|Posted on September 17, 2011 at 12:45 AM||comments (2)|
Here's the way to make your own cupcake toppers (or cake) and, best of all, no printing or photocopying required. I'm showing floral toppers here but you can choose any smallish illustration or picture you like. For example, my little friend, Sam, made a whole bunch with car pictures - you know where his heart is!! With Halloween coming you'll find lots of great illustrations and pictures you can use for any treats you'll be making (or, like me, buying!!). Enjoy!!
What you will need
- Magazines, junk mail, old calendars, etc
- Cereal or other food cardboard boxes (flattened)
- Wooden toothpicks, skewers, popsicle sticks or short, thin twigs (clean ones, of course)
- Glue stick or craft glue
- Clear sticky tape
How to do it
1. Cut out your pictures, cutting off as much of the background as possible.

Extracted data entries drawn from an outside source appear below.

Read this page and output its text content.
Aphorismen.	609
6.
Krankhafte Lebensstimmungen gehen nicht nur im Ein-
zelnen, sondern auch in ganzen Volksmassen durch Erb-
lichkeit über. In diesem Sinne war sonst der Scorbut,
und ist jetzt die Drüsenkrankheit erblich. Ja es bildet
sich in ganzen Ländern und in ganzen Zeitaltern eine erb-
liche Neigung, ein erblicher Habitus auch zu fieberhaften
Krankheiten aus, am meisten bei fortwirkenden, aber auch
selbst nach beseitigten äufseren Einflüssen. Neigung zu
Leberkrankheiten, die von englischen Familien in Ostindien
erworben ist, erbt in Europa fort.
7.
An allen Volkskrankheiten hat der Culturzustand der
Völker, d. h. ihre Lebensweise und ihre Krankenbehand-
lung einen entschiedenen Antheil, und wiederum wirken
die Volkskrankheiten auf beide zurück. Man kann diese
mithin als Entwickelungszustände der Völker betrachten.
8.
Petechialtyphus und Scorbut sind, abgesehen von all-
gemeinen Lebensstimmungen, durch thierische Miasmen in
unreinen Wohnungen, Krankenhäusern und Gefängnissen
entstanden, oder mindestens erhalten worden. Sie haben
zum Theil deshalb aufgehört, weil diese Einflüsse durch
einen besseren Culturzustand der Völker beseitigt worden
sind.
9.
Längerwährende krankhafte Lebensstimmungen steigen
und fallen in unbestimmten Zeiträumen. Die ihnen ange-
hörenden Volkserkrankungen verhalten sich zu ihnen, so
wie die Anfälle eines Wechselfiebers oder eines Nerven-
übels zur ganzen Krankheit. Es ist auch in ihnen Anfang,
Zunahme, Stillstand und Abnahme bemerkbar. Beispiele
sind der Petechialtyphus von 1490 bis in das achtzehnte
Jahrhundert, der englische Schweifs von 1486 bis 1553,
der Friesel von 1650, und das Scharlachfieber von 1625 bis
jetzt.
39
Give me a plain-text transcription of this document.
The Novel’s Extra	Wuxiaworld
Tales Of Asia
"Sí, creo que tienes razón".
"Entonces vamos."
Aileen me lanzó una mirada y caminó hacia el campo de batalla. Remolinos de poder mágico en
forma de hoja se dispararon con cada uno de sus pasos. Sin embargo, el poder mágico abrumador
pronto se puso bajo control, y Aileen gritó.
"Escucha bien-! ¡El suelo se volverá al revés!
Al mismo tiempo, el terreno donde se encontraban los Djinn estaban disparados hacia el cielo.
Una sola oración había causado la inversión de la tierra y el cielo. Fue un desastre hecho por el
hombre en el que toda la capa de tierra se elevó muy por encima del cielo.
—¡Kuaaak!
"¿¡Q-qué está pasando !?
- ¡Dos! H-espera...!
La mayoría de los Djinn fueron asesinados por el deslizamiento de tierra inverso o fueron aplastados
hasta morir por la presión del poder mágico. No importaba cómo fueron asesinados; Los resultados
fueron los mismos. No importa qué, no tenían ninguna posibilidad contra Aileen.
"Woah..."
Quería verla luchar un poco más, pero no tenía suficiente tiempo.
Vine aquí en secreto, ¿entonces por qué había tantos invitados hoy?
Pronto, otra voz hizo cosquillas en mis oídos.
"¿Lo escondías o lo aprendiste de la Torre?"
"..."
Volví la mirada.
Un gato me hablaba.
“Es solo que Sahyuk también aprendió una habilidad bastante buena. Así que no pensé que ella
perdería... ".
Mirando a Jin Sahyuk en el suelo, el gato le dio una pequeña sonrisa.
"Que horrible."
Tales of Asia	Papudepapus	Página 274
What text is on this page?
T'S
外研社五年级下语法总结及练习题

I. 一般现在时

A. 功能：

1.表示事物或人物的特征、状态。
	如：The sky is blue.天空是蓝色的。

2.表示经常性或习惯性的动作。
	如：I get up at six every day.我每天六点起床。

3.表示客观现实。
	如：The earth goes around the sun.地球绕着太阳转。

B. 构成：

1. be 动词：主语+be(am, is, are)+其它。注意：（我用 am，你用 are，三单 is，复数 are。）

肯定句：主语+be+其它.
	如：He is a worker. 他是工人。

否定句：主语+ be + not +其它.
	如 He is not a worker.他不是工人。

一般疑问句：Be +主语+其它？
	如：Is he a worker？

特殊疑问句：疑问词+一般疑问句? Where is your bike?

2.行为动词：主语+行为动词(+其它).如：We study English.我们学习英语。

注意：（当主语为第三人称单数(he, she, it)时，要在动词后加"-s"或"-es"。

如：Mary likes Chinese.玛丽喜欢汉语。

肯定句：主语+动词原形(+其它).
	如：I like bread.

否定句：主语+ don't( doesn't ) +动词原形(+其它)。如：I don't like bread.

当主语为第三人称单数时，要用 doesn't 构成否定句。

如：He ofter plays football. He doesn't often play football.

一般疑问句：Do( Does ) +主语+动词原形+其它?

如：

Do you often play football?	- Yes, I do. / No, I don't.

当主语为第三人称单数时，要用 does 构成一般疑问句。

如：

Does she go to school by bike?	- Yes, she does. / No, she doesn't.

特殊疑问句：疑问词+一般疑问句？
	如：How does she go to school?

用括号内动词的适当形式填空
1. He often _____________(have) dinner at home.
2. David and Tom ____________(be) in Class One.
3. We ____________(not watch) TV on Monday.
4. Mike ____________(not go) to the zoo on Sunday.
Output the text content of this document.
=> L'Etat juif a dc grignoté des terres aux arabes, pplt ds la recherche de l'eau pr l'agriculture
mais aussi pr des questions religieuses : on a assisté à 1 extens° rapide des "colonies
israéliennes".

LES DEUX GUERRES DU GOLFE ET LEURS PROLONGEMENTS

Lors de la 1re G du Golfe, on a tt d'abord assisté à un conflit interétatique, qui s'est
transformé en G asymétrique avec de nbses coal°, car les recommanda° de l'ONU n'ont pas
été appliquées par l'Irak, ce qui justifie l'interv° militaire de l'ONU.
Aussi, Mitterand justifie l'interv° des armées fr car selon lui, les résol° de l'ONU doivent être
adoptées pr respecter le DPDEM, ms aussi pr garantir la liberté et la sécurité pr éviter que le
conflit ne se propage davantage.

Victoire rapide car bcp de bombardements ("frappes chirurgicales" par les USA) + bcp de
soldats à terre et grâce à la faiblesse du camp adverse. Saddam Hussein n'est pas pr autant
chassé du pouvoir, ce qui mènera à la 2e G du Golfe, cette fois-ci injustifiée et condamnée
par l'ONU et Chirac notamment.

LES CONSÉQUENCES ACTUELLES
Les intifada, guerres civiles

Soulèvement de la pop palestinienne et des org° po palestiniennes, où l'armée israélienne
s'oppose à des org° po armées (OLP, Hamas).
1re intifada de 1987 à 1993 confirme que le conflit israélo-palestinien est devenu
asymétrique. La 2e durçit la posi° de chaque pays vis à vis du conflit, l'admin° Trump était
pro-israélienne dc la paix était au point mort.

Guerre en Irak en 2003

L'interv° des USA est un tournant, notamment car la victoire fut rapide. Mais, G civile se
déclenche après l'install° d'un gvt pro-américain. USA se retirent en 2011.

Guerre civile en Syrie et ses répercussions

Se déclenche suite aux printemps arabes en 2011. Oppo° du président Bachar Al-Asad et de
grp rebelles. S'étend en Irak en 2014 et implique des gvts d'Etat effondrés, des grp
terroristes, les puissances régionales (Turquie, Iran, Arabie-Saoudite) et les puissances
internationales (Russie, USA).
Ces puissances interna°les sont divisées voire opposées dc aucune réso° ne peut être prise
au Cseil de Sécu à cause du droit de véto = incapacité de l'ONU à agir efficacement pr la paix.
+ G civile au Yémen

2. Glue picture to the printed side of the cardboard with the glue stick.
3. Smooth out any bubbles with your fingers and then cut it out as shown in the photo.
4. Attach a wooden toothpick or skewer to the back of the cut-out with sticky tape.
5. Use to decorate your cupcakes or cakes.
|Posted on June 10, 2011 at 6:00 PM||comments (3)|
A perfect gift for Dad. This fabulous paper bowl is made entirely of recycled cardstock paper - no glue, no staples. It's so elegant you may want to make several. Dad can use it to hold paper clips or other small office supplies; at home, he can toss in his keys and/or his extra coins or just display it proudly on his study desk.
NOTE: Use cardstock that is between 11 to 13 inches. Any bigger than that it becomes too wobbly. Have fun and let me know how yours has turned out.
Step 1 Here's what you will need to make the bowl: cardstock paper (I used some old office supplies), ruler, pencil, one bamboo wood skewer, scissors or Xacto knife, hole punch. That's it!
Step 2 Cut out 5 lengths, each one 1 inch by 11 (or whatever length you have). Cut out two separate pieces about 1-1/2 inches by 2 inches (these are the "anchors" for holding the bowl together).
Step 3 Use the hole punch to make holes at either end of each of the long lengths of paper. Set aside for now.
Step 4 Take one of the smaller pieces you cut out and roll it tightly around the wood skewer. Remove and repeat with the other smaller piece. If your cardstock is thick, you probably won't need the whole piece. Just cut off any surplus.
Step 5 Stack all of the long pieces of cardstock together, ensuring that the holes you punched line up, and then carefully insert one of the rolled anchor pieces you made through the hole. Repeat at the other end. The rolled piece will expand to fill the hole.
Step 6 Carefully fan out the joined pieces from the centre to create the bowl. You're done!
UPDATE: I've created more versions using different paper (e.g., magazine cover, scrap book paper) here.
|Posted on October 30, 2009 at 12:45 AM||comments (1)|
I was thrilled to receive the Suite 101 Editor's Choice Award for my article on how to make a tree angel from milkweed pods and pine cones. With Christmas not too far away, it's not too soon and, probably, a good idea to start on some decorating and gift projects. Being frugal is the mantra for most of us these days and recycling household waste into spectacular gifts is a sensible idea.
Clearing out my daughter's stash of old used books gave me the idea to do something more with them. Last year I recycled books into clocks, book safes, and pictures frames. This year I wanted new recycling ideas. So--ta-dum!--book sculptures by folding book pages.
I didn't just dream this up. I once attended a French artists' show in Paris where Michele Riesenmey exhibited her work along with other artists. She not only created sculptures from books, but used paper to create amazing balls and wall hangings! She doesn't have a website, too bad.
Unfortunately, at the time, I did not take many photos of her work but I did do a couple of quick sketches of her books and put my sketch pad away. It was only recently when I started to clean up my book shelves that I came across it. It took me about an hour to figure out how to do the folds from my drawings using my daughter's old books.
I discovered that the pages of old books are very brittle and tear easily. Anyway, once I finished with one, I experimented with different folds. Strangely enough, it was a very soothing activity. Easy to do while chatting away in the coffee shop, although I did get quite an audience once the book started to fill up with the folded pages.